As if you needed a new reason to love elephants, they may soon be saving human lives.
Scientists have replicated a protein found in the blood of elephants that may have cancer-curing properties. At the Huntsman Cancer Institute in Utah, oncologist Doctor Joshua Schiffman has been working with the protein for years.
“Elephants almost never get cancer, and we think the reason why is they have extra copies of this cancer-fighting protein,” Schiffman told CNN. “The elephants have had 55 million years of research and development to really design the perfect cancer-fighting protein.”
Schiffman and a team of researchers studied elephants from the Barnum and Bailey circus, eventually isolating a protein called TP-53.
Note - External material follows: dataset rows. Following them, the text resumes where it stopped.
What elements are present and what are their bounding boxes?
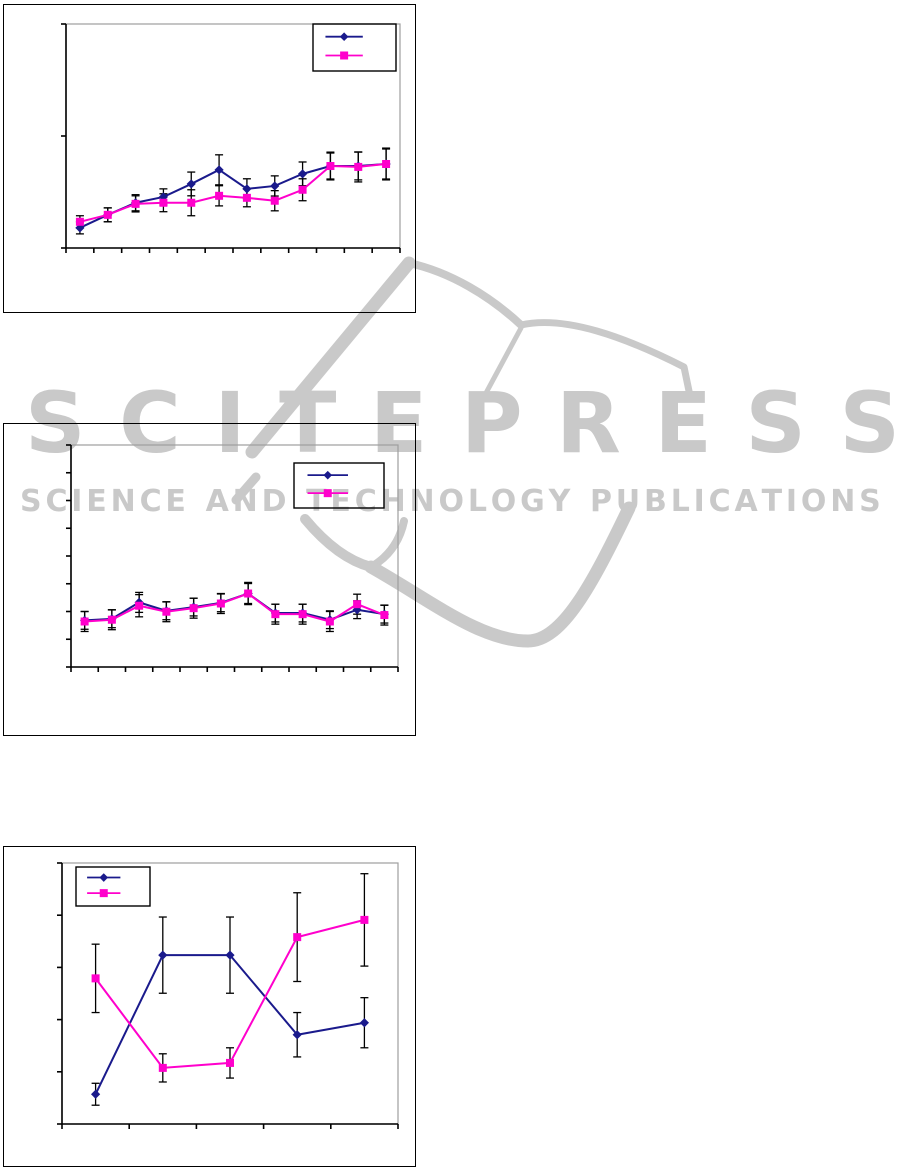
markers-series-1: [80, 588, 389, 625]
axes: [61, 23, 401, 253]
axes: [66, 444, 399, 672]
axes: [57, 862, 399, 1129]
plot-border: [65, 23, 401, 249]
error-bars-series-2: [80, 581, 389, 633]
legend: [293, 462, 385, 509]
plot-border: [70, 444, 399, 668]
figure-top-line-chart: [3, 4, 416, 313]
middle-line-chart-canvas: [66, 444, 399, 672]
figure-bottom-line-chart: [3, 846, 416, 1167]
line-series-2: [79, 163, 387, 223]
legend: [312, 23, 397, 72]
markers-series-2: [80, 589, 389, 626]
markers-series-2: [75, 160, 391, 226]
error-bars-series-1: [80, 582, 389, 630]
legend: [75, 866, 151, 907]
markers-series-2: [91, 915, 369, 1072]
error-bars-series-1: [75, 148, 391, 235]
bottom-line-chart-canvas: [57, 862, 399, 1129]
top-line-chart-canvas: [61, 23, 401, 253]
line-series-2: [84, 592, 385, 623]
figure-middle-line-chart: [3, 423, 416, 736]
error-bars-series-2: [75, 147, 391, 229]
When the protein is introduced into human cancer cells, it attacks, damaging and even killing the cancer.
Image: Wikimedia Commons
“I watch those videos of those cells dying, every morning when I wake up and every night before I go to bed,” Schiffman said. “Because this, for us, this is our inspiration.”
At its present stage, there’s no guarantee the protein will work as a cancer cure for humans, but Schiffman is devoted to seeing it through the next stages of testing.
“Cancer doesn’t sleep,” he said, “and neither should we.”
The research team is now moving into the next phase of study, and the Huntsman Institute will need to raise about $2 million to fund animal, and eventually human, trials.